Yogis welcome vegetarians and omnivores
Does embracing yoga mean saying goodbye to cheeseburgers?
One of the persistent debates in the yoga community is whether yogis should be vegetarian. One side finds evidence in ancient texts that eschewing meat is among the central precepts of yogic tradition. Others find in yoga's teachings a more inclusive bent, a belief that yoga is for everyone, no matter what they choose to eat.
Data seem to support the latter stance. A 2008 "Yoga in America" survey conducted for Yoga Journal magazine found that almost 16 million people in this country practice yoga, while a Vegetarian Times survey that year found 7.3 million people in the United States are vegetarians.
I did my own little survey of people deeply entrenched in the yoga world. I wasn't surprised by the range of their responses or by their open-mindedness.
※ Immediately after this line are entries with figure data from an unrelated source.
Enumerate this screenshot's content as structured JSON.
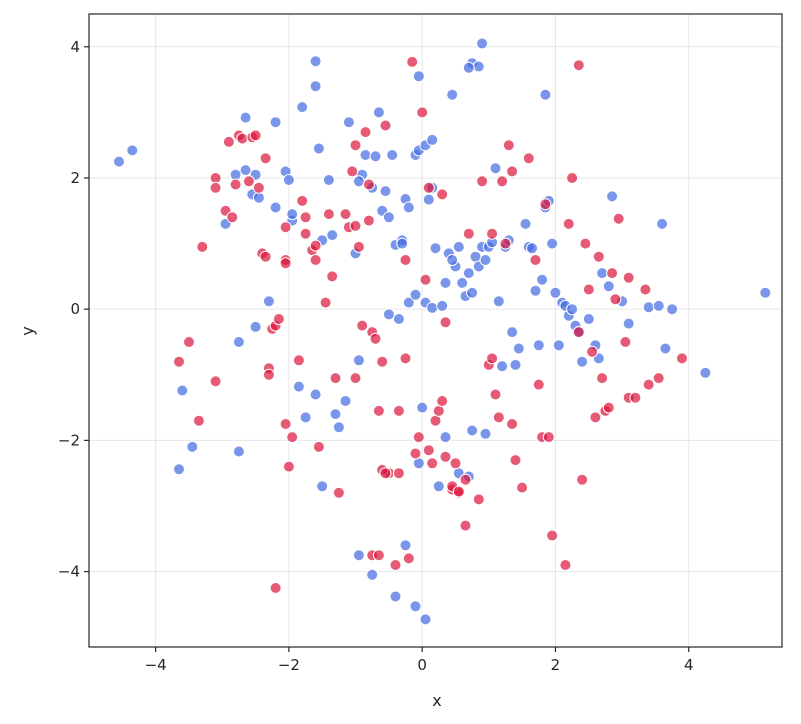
{
  "chart_data": {
    "type": "scatter",
    "title": "",
    "xlabel": "x",
    "ylabel": "y",
    "xlim": [
      -5.0,
      5.4
    ],
    "ylim": [
      -5.15,
      4.5
    ],
    "xticks": [
      -4,
      -2,
      0,
      2,
      4
    ],
    "yticks": [
      -4,
      -2,
      0,
      2,
      4
    ],
    "xtick_labels": [
      "−4",
      "−2",
      "0",
      "2",
      "4"
    ],
    "ytick_labels": [
      "−4",
      "−2",
      "0",
      "2",
      "4"
    ],
    "grid": true,
    "legend": null,
    "series": [
      {
        "color": "#4169e1",
        "points": [
          [
            -4.55,
            2.25
          ],
          [
            -4.35,
            2.42
          ],
          [
            -3.65,
            -2.44
          ],
          [
            -3.6,
            -1.24
          ],
          [
            -3.45,
            -2.1
          ],
          [
            -2.95,
            1.3
          ],
          [
            -2.8,
            2.05
          ],
          [
            -2.75,
            -0.5
          ],
          [
            -2.75,
            -2.17
          ],
          [
            -2.65,
            2.92
          ],
          [
            -2.65,
            2.12
          ],
          [
            -2.55,
            1.75
          ],
          [
            -2.5,
            2.05
          ],
          [
            -2.45,
            1.7
          ],
          [
            -2.5,
            -0.27
          ],
          [
            -2.3,
            0.12
          ],
          [
            -2.2,
            1.55
          ],
          [
            -2.2,
            2.85
          ],
          [
            -2.05,
            2.1
          ],
          [
            -2.0,
            1.97
          ],
          [
            -1.95,
            1.35
          ],
          [
            -1.95,
            1.45
          ],
          [
            -1.8,
            3.08
          ],
          [
            -1.6,
            3.78
          ],
          [
            -1.6,
            3.4
          ],
          [
            -1.55,
            2.45
          ],
          [
            -1.5,
            1.05
          ],
          [
            -1.4,
            1.97
          ],
          [
            -1.35,
            1.13
          ],
          [
            -1.85,
            -1.18
          ],
          [
            -1.75,
            -1.65
          ],
          [
            -1.6,
            -1.3
          ],
          [
            -1.5,
            -2.7
          ],
          [
            -1.3,
            -1.6
          ],
          [
            -1.25,
            -1.8
          ],
          [
            -1.15,
            -1.4
          ],
          [
            -1.1,
            2.85
          ],
          [
            -1.0,
            0.85
          ],
          [
            -0.9,
            2.05
          ],
          [
            -0.95,
            1.95
          ],
          [
            -0.85,
            2.35
          ],
          [
            -0.75,
            1.85
          ],
          [
            -0.7,
            2.33
          ],
          [
            -0.65,
            3.0
          ],
          [
            -0.6,
            1.5
          ],
          [
            -0.55,
            1.8
          ],
          [
            -0.5,
            1.4
          ],
          [
            -0.45,
            2.35
          ],
          [
            -0.4,
            0.98
          ],
          [
            -0.3,
            1.05
          ],
          [
            -0.25,
            1.68
          ],
          [
            -0.2,
            1.55
          ],
          [
            -0.1,
            2.35
          ],
          [
            -0.05,
            2.42
          ],
          [
            -0.05,
            3.55
          ],
          [
            0.05,
            2.5
          ],
          [
            0.1,
            1.67
          ],
          [
            0.15,
            2.58
          ],
          [
            0.2,
            0.93
          ],
          [
            0.4,
            0.85
          ],
          [
            0.45,
            3.27
          ],
          [
            0.5,
            0.65
          ],
          [
            0.55,
            0.95
          ],
          [
            0.6,
            0.4
          ],
          [
            0.65,
            0.2
          ],
          [
            0.7,
            0.55
          ],
          [
            0.75,
            0.25
          ],
          [
            0.8,
            0.8
          ],
          [
            0.85,
            0.65
          ],
          [
            0.9,
            0.95
          ],
          [
            0.95,
            0.75
          ],
          [
            1.0,
            0.95
          ],
          [
            1.05,
            1.02
          ],
          [
            1.1,
            2.15
          ],
          [
            1.15,
            0.12
          ],
          [
            1.2,
            -0.87
          ],
          [
            1.25,
            0.95
          ],
          [
            1.3,
            1.05
          ],
          [
            1.35,
            -0.35
          ],
          [
            1.4,
            -0.85
          ],
          [
            1.45,
            -0.6
          ],
          [
            1.55,
            1.3
          ],
          [
            1.6,
            0.95
          ],
          [
            1.65,
            0.93
          ],
          [
            1.7,
            0.28
          ],
          [
            1.75,
            -0.55
          ],
          [
            1.8,
            0.45
          ],
          [
            1.85,
            1.55
          ],
          [
            1.9,
            1.65
          ],
          [
            1.95,
            1.0
          ],
          [
            2.0,
            0.25
          ],
          [
            2.05,
            -0.55
          ],
          [
            2.1,
            0.1
          ],
          [
            2.15,
            0.05
          ],
          [
            2.2,
            -0.1
          ],
          [
            2.25,
            0.0
          ],
          [
            2.3,
            -0.25
          ],
          [
            2.35,
            -0.35
          ],
          [
            2.4,
            -0.8
          ],
          [
            2.5,
            -0.15
          ],
          [
            2.6,
            -0.55
          ],
          [
            2.65,
            -0.75
          ],
          [
            2.7,
            0.55
          ],
          [
            2.8,
            0.35
          ],
          [
            2.85,
            1.72
          ],
          [
            3.0,
            0.12
          ],
          [
            3.1,
            -0.22
          ],
          [
            3.4,
            0.03
          ],
          [
            3.55,
            0.05
          ],
          [
            3.6,
            1.3
          ],
          [
            3.65,
            -0.6
          ],
          [
            3.75,
            0.0
          ],
          [
            4.25,
            -0.97
          ],
          [
            5.15,
            0.25
          ],
          [
            -0.35,
            -0.15
          ],
          [
            -0.2,
            0.1
          ],
          [
            -0.1,
            0.22
          ],
          [
            0.05,
            0.1
          ],
          [
            0.15,
            0.02
          ],
          [
            0.3,
            0.05
          ],
          [
            -0.5,
            -0.08
          ],
          [
            0.0,
            -1.5
          ],
          [
            -0.05,
            -2.35
          ],
          [
            0.35,
            -1.95
          ],
          [
            0.25,
            -2.7
          ],
          [
            0.55,
            -2.5
          ],
          [
            0.7,
            -2.55
          ],
          [
            0.95,
            -1.9
          ],
          [
            0.75,
            -1.85
          ],
          [
            -0.95,
            -0.78
          ],
          [
            -0.95,
            -3.75
          ],
          [
            -0.75,
            -4.05
          ],
          [
            -0.4,
            -4.38
          ],
          [
            -0.25,
            -3.6
          ],
          [
            -0.1,
            -4.53
          ],
          [
            0.05,
            -4.73
          ],
          [
            0.9,
            4.05
          ],
          [
            0.75,
            3.75
          ],
          [
            0.85,
            3.7
          ],
          [
            0.7,
            3.68
          ],
          [
            1.85,
            3.27
          ],
          [
            0.45,
            0.75
          ],
          [
            0.35,
            0.4
          ],
          [
            -0.3,
            1.0
          ],
          [
            0.15,
            1.85
          ]
        ]
      },
      {
        "color": "#dc143c",
        "points": [
          [
            -3.65,
            -0.8
          ],
          [
            -3.5,
            -0.5
          ],
          [
            -3.35,
            -1.7
          ],
          [
            -3.3,
            0.95
          ],
          [
            -3.1,
            -1.1
          ],
          [
            -3.1,
            2.0
          ],
          [
            -3.1,
            1.85
          ],
          [
            -2.95,
            1.5
          ],
          [
            -2.9,
            2.55
          ],
          [
            -2.85,
            1.4
          ],
          [
            -2.8,
            1.9
          ],
          [
            -2.75,
            2.65
          ],
          [
            -2.7,
            2.6
          ],
          [
            -2.6,
            1.95
          ],
          [
            -2.55,
            2.62
          ],
          [
            -2.5,
            2.65
          ],
          [
            -2.45,
            1.85
          ],
          [
            -2.4,
            0.85
          ],
          [
            -2.35,
            2.3
          ],
          [
            -2.35,
            0.8
          ],
          [
            -2.3,
            -0.9
          ],
          [
            -2.3,
            -1.0
          ],
          [
            -2.25,
            -0.3
          ],
          [
            -2.2,
            -0.25
          ],
          [
            -2.2,
            -4.25
          ],
          [
            -2.15,
            -0.15
          ],
          [
            -2.05,
            0.75
          ],
          [
            -2.05,
            0.7
          ],
          [
            -2.05,
            1.25
          ],
          [
            -2.05,
            -1.75
          ],
          [
            -2.0,
            -2.4
          ],
          [
            -1.95,
            -1.95
          ],
          [
            -1.85,
            -0.78
          ],
          [
            -1.8,
            1.65
          ],
          [
            -1.75,
            1.4
          ],
          [
            -1.75,
            1.15
          ],
          [
            -1.65,
            0.9
          ],
          [
            -1.6,
            0.75
          ],
          [
            -1.6,
            0.97
          ],
          [
            -1.55,
            -2.1
          ],
          [
            -1.45,
            0.1
          ],
          [
            -1.4,
            1.45
          ],
          [
            -1.35,
            0.5
          ],
          [
            -1.3,
            -1.05
          ],
          [
            -1.25,
            -2.8
          ],
          [
            -1.15,
            1.45
          ],
          [
            -1.1,
            1.25
          ],
          [
            -1.05,
            2.1
          ],
          [
            -1.0,
            2.5
          ],
          [
            -1.0,
            -1.05
          ],
          [
            -0.95,
            0.95
          ],
          [
            -0.9,
            -0.25
          ],
          [
            -0.85,
            2.7
          ],
          [
            -0.8,
            1.35
          ],
          [
            -0.75,
            -0.35
          ],
          [
            -0.7,
            -0.45
          ],
          [
            -0.65,
            -1.55
          ],
          [
            -0.6,
            -0.8
          ],
          [
            -0.55,
            2.8
          ],
          [
            -0.5,
            -2.5
          ],
          [
            -0.4,
            -3.9
          ],
          [
            -0.35,
            -1.55
          ],
          [
            -0.25,
            0.75
          ],
          [
            -0.25,
            -0.75
          ],
          [
            -0.2,
            -3.8
          ],
          [
            -0.15,
            3.77
          ],
          [
            -0.1,
            -2.2
          ],
          [
            -0.05,
            -1.95
          ],
          [
            0.0,
            3.0
          ],
          [
            0.05,
            0.45
          ],
          [
            0.1,
            1.85
          ],
          [
            0.1,
            -2.15
          ],
          [
            0.15,
            -2.35
          ],
          [
            0.2,
            -1.7
          ],
          [
            0.25,
            -1.55
          ],
          [
            0.3,
            -1.4
          ],
          [
            0.35,
            -2.25
          ],
          [
            0.35,
            -0.2
          ],
          [
            0.45,
            -2.75
          ],
          [
            0.5,
            -2.35
          ],
          [
            0.55,
            -2.8
          ],
          [
            0.65,
            -3.3
          ],
          [
            0.7,
            1.15
          ],
          [
            0.85,
            -2.9
          ],
          [
            0.9,
            1.95
          ],
          [
            1.0,
            -0.85
          ],
          [
            1.05,
            -0.75
          ],
          [
            1.1,
            -1.3
          ],
          [
            1.15,
            -1.65
          ],
          [
            1.2,
            1.95
          ],
          [
            1.3,
            2.5
          ],
          [
            1.35,
            -1.75
          ],
          [
            1.4,
            -2.3
          ],
          [
            1.5,
            -2.72
          ],
          [
            1.6,
            2.3
          ],
          [
            1.7,
            0.75
          ],
          [
            1.75,
            -1.15
          ],
          [
            1.8,
            -1.95
          ],
          [
            1.85,
            1.6
          ],
          [
            1.9,
            -1.95
          ],
          [
            1.95,
            -3.45
          ],
          [
            2.15,
            -3.9
          ],
          [
            2.2,
            1.3
          ],
          [
            2.25,
            2.0
          ],
          [
            2.35,
            -0.35
          ],
          [
            2.35,
            3.72
          ],
          [
            2.4,
            -2.6
          ],
          [
            2.45,
            1.0
          ],
          [
            2.5,
            0.3
          ],
          [
            2.55,
            -0.65
          ],
          [
            2.6,
            -1.65
          ],
          [
            2.65,
            0.8
          ],
          [
            2.7,
            -1.05
          ],
          [
            2.75,
            -1.55
          ],
          [
            2.8,
            -1.5
          ],
          [
            2.85,
            0.55
          ],
          [
            2.9,
            0.15
          ],
          [
            2.95,
            1.38
          ],
          [
            3.05,
            -0.5
          ],
          [
            3.1,
            0.48
          ],
          [
            3.1,
            -1.35
          ],
          [
            3.2,
            -1.35
          ],
          [
            3.35,
            0.3
          ],
          [
            3.4,
            -1.15
          ],
          [
            3.55,
            -1.05
          ],
          [
            3.9,
            -0.75
          ],
          [
            -1.0,
            1.27
          ],
          [
            -0.8,
            1.9
          ],
          [
            -0.6,
            -2.45
          ],
          [
            -0.55,
            -2.5
          ],
          [
            -0.75,
            -3.75
          ],
          [
            -0.65,
            -3.75
          ],
          [
            -0.35,
            -2.5
          ],
          [
            0.3,
            1.75
          ],
          [
            0.45,
            -2.7
          ],
          [
            0.55,
            -2.78
          ],
          [
            0.65,
            -2.6
          ],
          [
            1.05,
            1.15
          ],
          [
            1.25,
            1.0
          ],
          [
            1.35,
            2.1
          ]
        ]
      }
    ]
  }
}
They're yogis, after all.
"You'd think that yoga has just one message and that everyone interprets it the same way," says Debra Perlson-Mishalove, creative director and founder of Flow Yoga Center in the District. "But yoga welcomes everyone," vegans and omnivores alike.
The thing with yogis and vegetarian eating, Perlson-Mishalove says, is that "as you practice, you become more and more aware of your connection with yourself and the community around you." As that happens, she says, "you notice patterns emerging that aren't serving you." Meat eaters, for instance, "might start to pay more attention to what they put in their bellies and realize that all things are connected."
A vegetarian herself, Perlson-Mishalove urges those who want to move down this path without giving up meat altogether to "take baby steps. Maybe try Meatless Mondays. Or choose foods from kinder sources," such as farms that follow humane practices. "I encourage them to meet their meat."
Should yogis be vegetarians? "Seems like such a simple question," says Cathy Husid-Shamir, media relations director at the Kripalu Center for Yoga & Health in Lenox, Mass. "But as a rule, Kripalu's stance on everything is 'You be your own guide. Let your body be your guide.' " If eating a certain way, vegetarian or otherwise, makes your body feel good, then that's probably the best way for you to eat.
Husid-Shamir says the center serves mostly vegetarian food, with a small selection of chicken and fish. The meat options are there for those who feel they need animal protein in their diets. "Some people reacted badly to all the beans and grains," she says. "It was upsetting them."
In the end, the principle of ahimsa carries the day at Kripalu. Ahimsa, variously translated as nonviolence or doing no harm to other creatures, is perhaps the most common argument in favor of yogis' being vegetarian. Farming, butchering and eating animals seems the opposite of ahimsa to many practitioners. In Kripalu's view, though, offering meat to some guests came to seem like a kind of ahimsa, too.
"You have to understand that there's no unanimity of opinion in the yoga world" regarding vegetarianism, says Timothy McCall, medical editor for Yoga Journal. "There are dedicated yogis who eat meat, and there are dedicated yogis who shun it and think everyone else should shun it."
"The crucial thing about yoga is that it cultivates your ability to feel what's happening in your own body," says McCall. "You develop a highly tuned mechanism, a reliable gauge of what's serving you and not serving you in every aspect of your life, including your diet."
A true yogi, McCall observes, is not guided by anyone else's rules about what he should or shouldn't eat. The more you practice, "your internal feedback becomes more and more reliable," he says, allowing you to decide for yourself how eating certain foods make you feel.
McCall says the concept of ahimsa "causes you to consider the karmic implications of what you eat. It comes down not to just not eating meat, but asking how was that animal treated when it was living."
In the end, though, McCall, a 10-year vegetarian who enjoys an occasional dairy product, says, "I take this stuff seriously but try to live a joyful life and not get too hung up on the details, including not worrying about what other people eat."
"I call myself a 364 vegetarian," McCall adds. "If I get invited for turkey and stuffing for Thanksgiving, I'll take it," he says.